# PCD Delivery Date



## reddemon73 (Jan 15, 2008)

Everyone,

I am doing both ED and PCD for my new F32. I received confirmation on ED delivery date of 5/2/14. When will I get notice for the PCD delivery date? Is it too late to have it sent to my delership if I change my mind?

Thanks everyone.

D


----------



## patb23 (Apr 8, 2008)

You'll probably receive the PC date after you've done ECD and dropped off your car at port. When you say change your mind, do you mean just PCD or both delivery times? I think if you change your mind now for both delivery options you will be ok. You've got some time to cancel.


----------



## alee (Dec 19, 2001)

You get your PC delivery date after your car arrives state-side in Brunswick, GA and clears vehicle prep. You're probably looking at getting contacted by your dealer around mid-June to schedule PCD depending on how long your ED trip is.


----------



## JimD1 (Jun 5, 2009)

I believe your dealer can reserve a slot for your PCD in advance of the car's arrival and they should. It may not be a firm date until your car clears customs but if you don't get on the PC schedule your wait may be pretty bad. Especially if you want a Monday or Friday.


----------



## alee (Dec 19, 2001)

JimD1 said:


> I believe your dealer can reserve a slot for your PCD in advance of the car's arrival and they should. It may not be a firm date until your car clears customs but if you don't get on the PC schedule your wait may be pretty bad. Especially if you want a Monday or Friday.


I believe it's just an advisory date... the only people that can reserve a formal slot are people that are just taking PCD, without ED. ED cars go through a round of customs inspection that could be range from a few hours to a week which makes it impossible to forecast.

On the upshot, PCD dates for ED customers are a little easier to schedule (minus the hot dates) because they don't get a new car introduction session.
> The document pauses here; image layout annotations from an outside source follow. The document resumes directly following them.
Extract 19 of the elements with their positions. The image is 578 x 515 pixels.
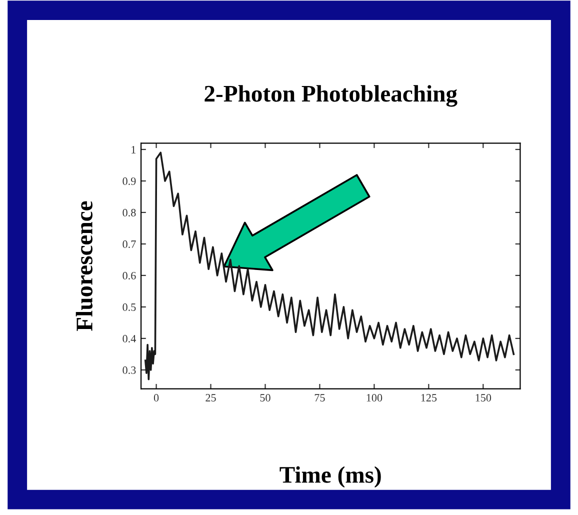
line-series (144, 152, 515, 380)
y-tick-label: 0.4 (122, 334, 136, 342)
y-tick-label: 0.5 (122, 303, 136, 311)
x-tick-label: 50 (260, 394, 270, 402)
x-tick-label: 150 (476, 394, 492, 402)
y-tick-label: 1 (132, 146, 136, 154)
x-tick-label: 0 (154, 394, 159, 402)
x-tick-label: 75 (314, 394, 325, 402)
y-tick-label: 0.6 (122, 272, 136, 280)
y-tick-label: 0.9 (122, 177, 136, 185)
x-tick-label: 100 (366, 394, 382, 402)
x-axis-title: Time (ms) (280, 466, 381, 488)
y-tick-label: 0.3 (122, 366, 136, 374)
y-axis-title: Fluorescence (76, 201, 93, 331)
chart-title: 2-Photon Photobleaching (204, 85, 458, 107)
y-tick-label: 0.7 (122, 240, 136, 248)
x-tick-label: 25 (206, 394, 216, 402)
y-tick-label: 0.8 (122, 208, 136, 216)
x-tick-label: 125 (421, 394, 437, 402)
After the day's activities are done, you can get in your car and go.


----------



## reddemon73 (Jan 15, 2008)

patb23 said:


> You'll probably receive the PC date after you've done ECD and dropped off your car at port. When you say change your mind, do you mean just PCD or both delivery times? I think if you change your mind now for both delivery options you will be ok. You've got some time to cancel.


I am doing the Ed pick up for 5/2 but might want to change my mind for PCD since I lived out here in Seattle and my work might be picking up in the early summertime. I don't think I will have 10days off for a fun roadtrip back to Seattle. I want to know when is the deadline for me to request re-delivery of ED car to my dealership instead of PCD.


----------